Bob continues to welcome the stranger. Sees the dignity of others as Christ commands us to do. Bob embraces change. He has a sense that God is truly with him in his life. He sees other people for what they are, children of the one true God. He sees the dignity in all that’s around him. He is what the unnamed rich man was not. And his faith is such that he lives in the grace given to him by God.
But do we? Do we drive by or walk by a homeless person and look the other way? Do we see the news or read about the events going on right here on the south side and just shake our heads or do we walk in the neighborhood? Do we speak out when someone standing in line in front of us is obnoxious to the clerk who’s just doing her job or are we afraid to get involved? Do we go to church to “do” church or ARE we the church? What do we do? What do we do with this passage?
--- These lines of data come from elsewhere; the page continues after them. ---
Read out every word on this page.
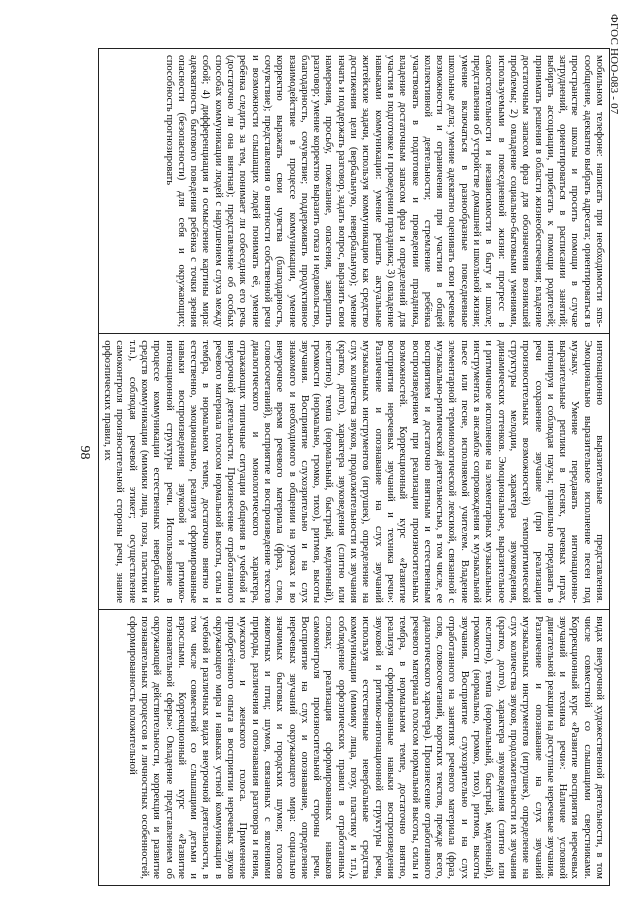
ФГОС НОО-083 - 07

мобильном телефоне: написать при необходимости sms-сообщение, адекватно выбрать адресата; ориентироваться в пространстве школы и просить помощи в случае затруднений, ориентироваться в расписании занятий; выбирать ассоциации, прибегать к помощи родителей; принимать решения в области жизнеобеспечения; владение достаточным запасом фраз для обозначения возникшей проблемы; 2) овладение социально-бытовыми умениями, используемыми в повседневной жизни: прогресс в самостоятельности и независимости в быту и школе; представления об устройстве домашней и школьной жизни; умение включаться в разнообразные повседневные школьные дела; умение адекватно оценивать свои речевые возможности и ограничения при участии в общей коллективной деятельности; стремление ребёнка участвовать в подготовке и проведении праздника, владение достаточным запасом фраз и определений для участия в подготовке и проведении праздника; 3) овладение навыками коммуникации: умение решать актуальные житейские задачи, используя коммуникацию как средство достижения цели (вербальную, невербальную); умение начать и поддержать разговор, задать вопрос, выразить свои намерения, просьбу, пожелание, опасения, завершить разговор; умение корректно выразить отказ и недовольство, благодарность, сочувствие; поддерживать продуктивное взаимодействие в процессе коммуникации, умение корректно выражать свои чувства (благодарность, сочувствие); представления о внятности собственной речи и возможности слышащих людей понимать её, умение ребёнка следить за тем, понимает ли собеседник его речь (достаточно ли она внятная); представление об особых способах коммуникации людей с нарушением слуха между собой; 4) дифференциация и осмысление картины мира: адекватность бытового поведения ребёнка с точки зрения опасности (безопасности) для себя и окружающих; способность прогнозировать

интонационно выразительные представления. Эмоционально выразительное исполнение песен под музыку. Умение передавать интонационно-выразительные реплики в песнях, речевых играх, интонируя и соблюдая паузы; правильно передавать в речи сохранение звучание (при реализации произносительных возможностей) темпоритмической структуры мелодии, характера звуковедения, динамических оттенков. Эмоциональное, выразительное и ритмичное исполнение на элементарных музыкальных инструментах в ансамбле сопровождения к музыкальной пьесе или песне, исполняемой учителем. Владение элементарной терминологической лексикой, связанной с музыкально-ритмической деятельностью, в том числе, ее восприятием и достаточно внятным и естественным воспроизведением при реализации произносительных возможностей. Коррекционный курс «Развитие восприятия неречевых звучаний и техника речи»: Различение и опознавание на слух звучаний музыкальных инструментов (игрушек), определение на слух количества звуков, продолжительности их звучания (кратко, долго), характера звуковедения (слитно или неслитно), темпа (нормальный, быстрый, медленный), громкости (нормально, громко, тихо), ритмов, высоты звучания. Восприятие слухозрительно и на слух знакомого и необходимого в общении на уроках и во внеурочное время речевого материала (фраз, слов, словосочетаний), восприятие и воспроизведение текстов диалогического и монологического характера, отражающих типичные ситуации общения в учебной и внеурочной деятельности. Произнесение отработанного речевого материала голосом нормальной высоты, силы и тембра, в нормальном темпе, достаточно внятно и естественно, эмоционально, реализуя сформированные навыки воспроизведения звуковой и ритмико-интонационной структуры речи. Использование в процессе коммуникации естественных невербальных средств коммуникации (мимики лица, позы, пластики и т.п.), соблюдая речевой этикет; осуществление самоконтроля произносительной стороны речи, знание орфоэпических правил, их

видах внеурочной художественной деятельности, в том числе совместной со слышащими сверстниками. Коррекционный курс «Развитие восприятия неречевых звучаний и техника речи»: Наличие условной двигательной реакции на доступные неречевые звучания. Различение и опознавание на слух звучаний музыкальных инструментов (игрушек), определение на слух количества звуков, продолжительности их звучания (кратко, долго), характера звуковедения (слитно или неслитно), темпа (нормальный, быстрый, медленный), громкости (нормально, громко, тихо), ритмов, высоты звучания. Восприятие слухозрительно и на слух отработанного на занятиях речевого материала (фраз, слов, словосочетаний, коротких текстов, прежде всего, диалогического характера). Произнесение отработанного речевого материала голосом нормальной высоты, силы и тембра, в нормальном темпе, достаточно внятно, реализуя сформированные навыки воспроизведения звуковой и ритмико-интонационной структуры речи, используя естественные невербальные средства коммуникации (мимику лица, позу, пластику и т.п.), соблюдение орфоэпических правил в отработанных словах; реализация сформированных навыков самоконтроля произносительной стороны речи. Восприятие на слух и опознавание, определение неречевых звучаний окружающего мира: социально значимых бытовых и городских шумов; голосов животных и птиц; шумов, связанных с явлениями природы, различения и опознавания разговора и пения, мужского и женского голоса. Применение приобретённого опыта в восприятии неречевых звуков окружающего мира и навыках устной коммуникации в учебной и различных видах внеурочной деятельности, в том числе совместной со слышащими детьми и взрослыми. Коррекционный курс «Развитие познавательной сферы»: Овладение представлением об окружающей действительности, коррекция и развитие познавательных процессов и личностных особенностей, сформированность положительной

98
Brothers and sisters, I must confess that I’m afraid that I’m not one of the people who’d look over at Lazarus with the same eyes that I’m called to do. I must confess that I drive past the homeless and do nothing to help. I walk past the people on the streets and do nothing to help. I hear the news of what’s happening right here on the south side and do nothing to help. Most times, I even take my collar off when at a stop light because the panhandlers always zoom in on the person who’s wearing one. Are you like me? Can you relate to a little of what I’m saying? Are we at ease in Zion?
Are we, as a community of believers, more concerned with what’s happening across the seas, down on the border, in the political arena than the lives of the very people who live and work in this area? Are we? It’s a question that I must wrestle with on a daily basis because to do otherwise, to expend the energy and the time, IT IS exhausting.
After all, I have a more than full class schedule. I’ve gotta read two books, 3 social statements, and at least a dozen chapters by people who’ve been dead for over 1500 years. I’ve gotta relearn a language that’s so foreign to me that I might as well be speaking Martian. I have enough trouble with the English language. I don’t have time to be concerned with anything not on my schedule. I don’t have time to be concerned with others that stand next to me. I don’t have time. Are you like me? Can you relate to a little of what I’m saying? Are we not grieved over the ruin of Joseph?
Brothers and sisters, the unnamed rich man didn’t end up in hell because he was rich. He didn’t even end up in Hell because his family came from the right side of the railroad tracks. The scripture says that he ended up in Hell because he refused to see the dignity of his brother who was sitting right there next to him. The brother he had to step over to get where he was going. The brother he didn’t see as a person but as a social outcast. A burden on society. A parasite in the way of his progress.
Brothers and sisters, the unnamed rich man ended up in Hell not because he was human but because he remained human despite the suffering he had on his own doorstep. He had no regrets. No second thoughts. Unconcerned with the law that Jesus spoke of when he said, "You shall love your neighbor as yourself.”
The end of Luke states, “Neither will they be convinced even if someone rises from the dead.” I am convinced in Jesus’ story of the importance to observe the dignity of all. I am convinced because Jesus was the one who rose from the dead. So my challenge is to stop. Stop and see all those around me. Talk with those all around me. Get to know those all around me. Things I have to get done will still be there when I take them up again. People are more important than things. Can you relate to a little of what I’m saying? Can this be all of our challenges? Can we walk together on this?